Last updated on: March 23, 2018, 03:35h.
While the Connecticut General Assembly may well issue a request for proposals to build a casino in Bridgeport, the two Native American tribes who run casinos in the state say they have no interest in being part of such a process.
Leaders of both the Mohegan and Mashantucket Pequot tribes told legislators that while they could see the value in having a casino located in Bridgeport, they had no interest in competing against commercial casino companies.
At issue is an existing compact with the state that guarantees the tribes the exclusive rights to operate slot machines in Connecticut.
This position strays somewhat from statements made in December, when tribal leaders sent a letter to prominent members of the state legislature, saying that they wanted “to be a part of that discussion” if commercial casinos were going to be allowed in the state.

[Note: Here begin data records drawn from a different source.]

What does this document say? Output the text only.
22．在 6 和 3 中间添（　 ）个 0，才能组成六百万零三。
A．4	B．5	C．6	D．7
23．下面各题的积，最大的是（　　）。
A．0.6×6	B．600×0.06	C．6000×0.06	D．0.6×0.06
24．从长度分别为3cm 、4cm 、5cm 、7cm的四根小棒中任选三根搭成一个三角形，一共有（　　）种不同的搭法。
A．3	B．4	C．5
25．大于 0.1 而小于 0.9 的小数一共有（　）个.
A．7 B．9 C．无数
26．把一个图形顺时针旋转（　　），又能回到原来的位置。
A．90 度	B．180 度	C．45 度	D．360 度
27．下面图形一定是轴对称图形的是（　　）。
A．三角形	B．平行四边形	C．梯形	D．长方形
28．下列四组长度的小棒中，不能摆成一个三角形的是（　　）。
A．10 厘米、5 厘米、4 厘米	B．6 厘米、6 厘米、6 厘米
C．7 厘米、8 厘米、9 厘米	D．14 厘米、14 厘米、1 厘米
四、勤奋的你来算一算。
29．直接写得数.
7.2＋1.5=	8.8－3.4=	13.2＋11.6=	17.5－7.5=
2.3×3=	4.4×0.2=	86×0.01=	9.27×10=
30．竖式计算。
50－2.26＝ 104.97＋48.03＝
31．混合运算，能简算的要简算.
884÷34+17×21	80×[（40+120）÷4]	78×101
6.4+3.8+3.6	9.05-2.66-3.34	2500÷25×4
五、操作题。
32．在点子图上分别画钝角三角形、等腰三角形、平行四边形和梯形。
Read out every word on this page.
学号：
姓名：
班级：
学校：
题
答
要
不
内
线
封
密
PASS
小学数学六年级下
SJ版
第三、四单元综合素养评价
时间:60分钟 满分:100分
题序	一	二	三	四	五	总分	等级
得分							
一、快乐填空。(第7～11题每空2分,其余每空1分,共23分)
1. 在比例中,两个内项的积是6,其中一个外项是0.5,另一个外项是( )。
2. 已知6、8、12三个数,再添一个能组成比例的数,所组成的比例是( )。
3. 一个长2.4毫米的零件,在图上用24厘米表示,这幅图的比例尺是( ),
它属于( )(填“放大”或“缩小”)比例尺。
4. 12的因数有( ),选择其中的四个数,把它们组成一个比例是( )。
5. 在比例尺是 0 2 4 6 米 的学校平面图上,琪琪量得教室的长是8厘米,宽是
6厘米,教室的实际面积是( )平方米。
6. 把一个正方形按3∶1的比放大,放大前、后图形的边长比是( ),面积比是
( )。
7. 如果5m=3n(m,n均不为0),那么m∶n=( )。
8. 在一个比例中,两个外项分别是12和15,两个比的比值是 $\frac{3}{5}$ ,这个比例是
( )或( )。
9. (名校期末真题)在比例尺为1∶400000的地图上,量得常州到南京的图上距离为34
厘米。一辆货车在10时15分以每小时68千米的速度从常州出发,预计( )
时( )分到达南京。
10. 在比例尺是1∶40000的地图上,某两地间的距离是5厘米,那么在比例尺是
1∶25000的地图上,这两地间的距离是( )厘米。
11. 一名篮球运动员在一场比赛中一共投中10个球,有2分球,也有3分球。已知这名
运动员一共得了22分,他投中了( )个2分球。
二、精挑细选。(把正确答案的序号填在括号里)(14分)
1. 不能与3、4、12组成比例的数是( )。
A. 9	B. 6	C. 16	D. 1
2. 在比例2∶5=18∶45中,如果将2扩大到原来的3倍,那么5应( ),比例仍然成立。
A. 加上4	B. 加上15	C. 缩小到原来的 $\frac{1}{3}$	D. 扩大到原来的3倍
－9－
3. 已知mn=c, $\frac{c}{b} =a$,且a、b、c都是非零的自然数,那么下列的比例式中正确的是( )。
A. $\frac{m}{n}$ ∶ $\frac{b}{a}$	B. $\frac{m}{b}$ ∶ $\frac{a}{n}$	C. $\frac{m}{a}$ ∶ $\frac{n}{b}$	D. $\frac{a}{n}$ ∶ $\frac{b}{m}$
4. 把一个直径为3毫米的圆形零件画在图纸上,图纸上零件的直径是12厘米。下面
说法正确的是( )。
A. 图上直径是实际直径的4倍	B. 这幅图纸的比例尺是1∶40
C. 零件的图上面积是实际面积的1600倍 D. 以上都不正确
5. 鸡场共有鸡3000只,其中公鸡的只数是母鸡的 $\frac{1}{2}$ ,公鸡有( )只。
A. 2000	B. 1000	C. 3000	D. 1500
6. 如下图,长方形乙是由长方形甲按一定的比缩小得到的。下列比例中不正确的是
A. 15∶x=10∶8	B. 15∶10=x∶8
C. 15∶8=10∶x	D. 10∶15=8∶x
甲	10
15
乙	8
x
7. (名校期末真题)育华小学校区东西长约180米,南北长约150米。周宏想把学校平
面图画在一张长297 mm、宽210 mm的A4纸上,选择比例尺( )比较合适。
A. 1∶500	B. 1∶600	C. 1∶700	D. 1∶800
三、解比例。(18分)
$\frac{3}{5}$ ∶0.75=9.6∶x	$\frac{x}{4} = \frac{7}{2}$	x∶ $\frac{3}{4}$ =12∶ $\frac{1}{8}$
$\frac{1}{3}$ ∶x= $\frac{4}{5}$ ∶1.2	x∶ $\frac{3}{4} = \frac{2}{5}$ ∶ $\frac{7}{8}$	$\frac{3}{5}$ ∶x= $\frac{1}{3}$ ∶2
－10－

MGM Wants to Build in Bridgeport
Discussion of a potential Bridgeport casino originated with MGM Resorts. The gaming firm announced last year that it would like to build a $700 million resort in the city. However, that casino would require legislative action given the current exclusivity agreements with the state’s tribes.
Last week, the Public Safety and Security Committee of the General Assembly passed a bill that would allow the state to seek bids on a new casino. That bill would still need to pass full floor votes in Connecticut’s House of Representatives and Senate before any request for proposals could go out.
The tribes have vehemently opposed the bill. While their opposition softened slightly after the final version of the bill included protections that would allow plans for an East Windsor satellite casino to go forward, tribal leaders still say they are against the legislation.
“We appreciate the committee’s efforts to address the East Windsor repeal, but we can’t support the bill,” said Mashantucket chairman Rodney Butler. According to Butler, the position of the tribes had shifted from being “100 percent against” the bill to only “99 percent against it” now that their project in East Windsor had been protected.
Would Tribal Compact Survive a New Casino?
If the bill passes, it could set in motion a legal batter between the tribes and the state. While Connecticut Attorney General George Jepsen has told legislators that the proposal wouldn’t impact the current compact, the tribes strongly disagree.
According to Betsy Conway, who serves as general counsel for the Mashantucket Pequots, payments from the tribes to the state would end the moment the state authorized a commercial casino, even before that venue opened. Currently, the tribes pay the state 25 percent of their slots revenue each month. In 2017, that added up to more than $270 million in payments to the state.
“Do you really want to forgo $270 million a year for three to five years?” asked Mohegan chairman Kevin Brown. “That would be quite a gap in Connecticut’s revenue stream.”
MGM praised the legislation’s progress, saying that their plan would be beneficial to the state.
“We continue to believe strongly that the proposal we have developed for a world-clas resort casino in Bridgeport, and the thousands of jobs and millions in revenue it would bring to the city, the region and the state is in Connecticut’s best interest,” said Uri Clinton, senior vice president and legal counsel for MGM.